When he saw her, he paused in mid-step, a grin spreading across his face. "Hey, Mom."
She fought the simultaneous urge to laugh and cry at the sight of him and instead held out her uninjured arm. As he hugged her, she saw over his shoulder that he hadn't been alone. Mitch stood just inside the door, his head bandaged, face colorless, dark circles rimming his eyes. The sick horror she'd felt when she'd seen him last, his head unbelievably bloody, rolled through her again.
But then he smiled, and his eyes shimmered. "Hi," he said.
She smiled back. "Hi."
Pulling back from her, Jonah asked, "Where were you going just now?"
She eased back against the pillows, exhausted but ecstatic that both her men were safe. "Nowhere."
"Don't let her fool you, kid," Mitch said. "She was coming after you."
Perching on the side of the bed, Jonah held up the nurse's call button. "Next time, use this. I'll even show you how it works." He made an exaggerated display of pushing the button.
Smiling at his antics, Alaina blinked wearily. "How long have I been here?"
"Couple hours," Jo
nah said with a shrug, then jerked a thumb over his shoulder at Mitch. "He's actually hurt worse than you, the doctor said. All you took was a hit in the shoulder, but he got it in the head. He wouldn't let them drug him up or anything. He's been acting like you did that time I fell out of the tree and broke my arm. All blustery and impatient."
He chattered when he was nervous, and she clasped his hand, feeling the tremor in his fingers before he fell silent and gripped back.

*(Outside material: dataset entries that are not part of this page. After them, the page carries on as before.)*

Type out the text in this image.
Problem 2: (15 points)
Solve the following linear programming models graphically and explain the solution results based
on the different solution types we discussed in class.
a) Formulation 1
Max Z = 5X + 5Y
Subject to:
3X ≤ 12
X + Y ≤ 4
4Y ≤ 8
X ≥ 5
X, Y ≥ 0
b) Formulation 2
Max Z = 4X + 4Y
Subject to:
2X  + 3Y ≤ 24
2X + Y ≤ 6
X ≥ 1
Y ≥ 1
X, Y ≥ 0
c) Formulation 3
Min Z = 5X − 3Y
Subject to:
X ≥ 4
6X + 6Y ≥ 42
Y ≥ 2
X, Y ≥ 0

A nurse pushed through the door. "Ah, she's awake."
"We caught her trying to escape," Jonah said.
The nurse smiled at the teenager, charmed, then cast a critical glance at Mitch. "Perhaps it's time for you to sit down, Mr. Kane."
Mitch sank onto the chair in the corner of the room. "Yes, I think it is."
The nurse turned her attention to Alaina. "And you --"
"I'm not going anywhere," Alaina said. "I found what I was looking for."
Epilogue
"Hey, Al," Rachel said. "Where's your hunk? I was hoping to cop a feel when he hugs me hello."
Grinning at her best friend, Alaina set a stack of plates and napkins on the dining room table as Rachel plunked a pile of DVDs from the video store next to it.
"He and Jonah are picking up the food," Alaina said. "What movies did you get?"
"You asked for Arnold movies, and you got them. Kindergarten Cop, Terminator one and two, and my personal favorite, True Lies."
Alaina's grin broadened before she turned to go into the kitchen. "Interesting."
Rachel followed close behind. "What?"
"Mitch has a theory that you can tell a lot about a person based on their favorite Arnold movie," Alaina said as she lined up glasses on the counter and dropped ice cubes into them. "What do you want to drink?"
"Iced tea. I'll get it." When Rachel returned from the fridge with the tea pitcher, she gave her friend a dubious look. "What could True Lies possibly say about me?"